There were many stories told, including references at several points to how hard it is to farm in this valley - tough soil conditions, high rainfall, etc. The tough farming remains true on the hills, for sure. Even the flat land has its difficulties, since it doesn't drain well. But where else would we want to be?
874 can usually be found with her mother. Some calves are quite independent, happy to be away grazing between feeding times, others are more bonded. I'm glad they don't know that weaning time is approaching.
Stephan's sister, Rachel, and son David, came out to see us this morning. (They came up for the funeral, Kelly being Rachel's father-in-law, David's grandfather.)
Stephan took a break from his fence and we all went for a walk out on the farm, as far as the cows and calves who needed a move from the Blackberry paddock, then wandered back home again.
I love the colours and patterns of these little fungi, always growing amongst so many other interesting, tiny things.
Stephan spent some time cutting firewood with and for Gary from next door and then went off to the fence for the afternoon.
I figure that now it's nearly the end of June and the grass growth is slowing, I'd better wean the calves or we'll run out of feed.

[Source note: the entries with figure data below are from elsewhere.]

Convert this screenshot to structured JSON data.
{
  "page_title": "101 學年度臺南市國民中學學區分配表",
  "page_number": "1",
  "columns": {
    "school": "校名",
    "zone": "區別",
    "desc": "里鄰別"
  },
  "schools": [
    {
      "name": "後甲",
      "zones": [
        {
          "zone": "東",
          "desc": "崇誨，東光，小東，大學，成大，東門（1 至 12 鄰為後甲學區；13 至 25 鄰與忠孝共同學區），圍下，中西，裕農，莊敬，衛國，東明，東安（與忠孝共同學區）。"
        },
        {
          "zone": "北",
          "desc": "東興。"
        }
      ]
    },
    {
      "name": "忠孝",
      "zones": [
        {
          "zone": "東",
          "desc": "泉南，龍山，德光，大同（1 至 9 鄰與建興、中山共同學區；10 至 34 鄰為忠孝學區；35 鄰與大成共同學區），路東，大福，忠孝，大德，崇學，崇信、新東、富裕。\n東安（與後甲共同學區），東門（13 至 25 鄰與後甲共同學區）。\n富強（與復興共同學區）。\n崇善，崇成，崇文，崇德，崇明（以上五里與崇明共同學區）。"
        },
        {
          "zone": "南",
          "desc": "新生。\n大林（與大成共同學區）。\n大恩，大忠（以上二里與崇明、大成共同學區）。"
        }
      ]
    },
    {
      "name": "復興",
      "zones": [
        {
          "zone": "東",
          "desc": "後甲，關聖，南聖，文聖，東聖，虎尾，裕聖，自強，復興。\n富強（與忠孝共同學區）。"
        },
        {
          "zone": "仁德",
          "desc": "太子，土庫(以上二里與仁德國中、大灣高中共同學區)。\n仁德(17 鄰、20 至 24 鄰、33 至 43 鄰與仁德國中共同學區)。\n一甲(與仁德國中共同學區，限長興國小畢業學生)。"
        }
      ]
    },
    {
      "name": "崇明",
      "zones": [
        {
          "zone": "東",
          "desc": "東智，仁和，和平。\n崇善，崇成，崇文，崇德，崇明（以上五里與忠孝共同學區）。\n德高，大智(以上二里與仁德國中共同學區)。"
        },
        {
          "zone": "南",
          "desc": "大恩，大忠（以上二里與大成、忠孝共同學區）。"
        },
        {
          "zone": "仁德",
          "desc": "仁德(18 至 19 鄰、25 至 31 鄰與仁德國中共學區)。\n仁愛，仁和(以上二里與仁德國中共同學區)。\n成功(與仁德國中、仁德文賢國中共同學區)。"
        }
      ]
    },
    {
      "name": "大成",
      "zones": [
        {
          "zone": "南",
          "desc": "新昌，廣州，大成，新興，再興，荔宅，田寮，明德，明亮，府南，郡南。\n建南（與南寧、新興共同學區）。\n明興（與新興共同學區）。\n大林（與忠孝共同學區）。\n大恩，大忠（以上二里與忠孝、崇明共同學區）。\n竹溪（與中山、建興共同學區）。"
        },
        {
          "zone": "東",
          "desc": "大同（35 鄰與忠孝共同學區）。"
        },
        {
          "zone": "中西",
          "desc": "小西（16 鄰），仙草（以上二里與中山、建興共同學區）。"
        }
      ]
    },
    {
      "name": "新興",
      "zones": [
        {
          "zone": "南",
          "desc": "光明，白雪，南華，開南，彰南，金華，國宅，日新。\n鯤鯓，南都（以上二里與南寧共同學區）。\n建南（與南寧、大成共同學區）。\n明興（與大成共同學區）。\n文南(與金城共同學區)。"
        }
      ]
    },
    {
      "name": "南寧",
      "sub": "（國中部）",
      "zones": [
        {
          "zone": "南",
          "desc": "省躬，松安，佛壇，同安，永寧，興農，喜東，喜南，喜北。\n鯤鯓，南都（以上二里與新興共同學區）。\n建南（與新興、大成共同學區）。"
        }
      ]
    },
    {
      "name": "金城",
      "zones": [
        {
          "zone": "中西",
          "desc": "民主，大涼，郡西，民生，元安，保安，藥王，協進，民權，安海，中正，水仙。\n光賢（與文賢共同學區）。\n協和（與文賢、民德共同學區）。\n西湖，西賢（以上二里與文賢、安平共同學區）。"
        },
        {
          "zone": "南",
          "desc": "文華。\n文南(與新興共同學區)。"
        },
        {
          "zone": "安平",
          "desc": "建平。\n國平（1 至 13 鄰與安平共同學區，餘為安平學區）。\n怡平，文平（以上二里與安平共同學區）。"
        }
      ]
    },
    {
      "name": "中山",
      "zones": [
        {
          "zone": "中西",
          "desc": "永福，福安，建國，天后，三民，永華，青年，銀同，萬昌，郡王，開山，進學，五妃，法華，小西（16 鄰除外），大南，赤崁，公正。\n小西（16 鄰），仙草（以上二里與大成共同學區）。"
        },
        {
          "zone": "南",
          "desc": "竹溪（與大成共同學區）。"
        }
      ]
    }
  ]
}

I didn't weigh them today because it doesn't matter too much how heavy they are at this point. The important weight for comparison amongst the calves in their group and with those from other years was the last one we did before weaning the sale calves, the 200-day (or thereabouts) weight.
This is 865 with her mother, 745. Two months ago, at 197 days old, 865 weighed 251kg and her mother, 534kg.
The cows will have lost a little weight and the calves should all have gained at least 50kg since then.
In the foreground are Fancy 126 and her daughter 191. On 28 April they weighed 518kg and 268kg (at 185 days) respectively.
The leftmost calf is Emergency's daughter, 183, hairy and fat. She weighed 252kg at 191 days.
All these calves must be around 300kg or more now. They should continue to do well through the rest of winter, with such a sound start.
812's weird wart thing may be shrinking a little. I've been sloshing Iodine on it whenever I see her, since I'm now carrying a little bottle of it with me all the time for the troughs.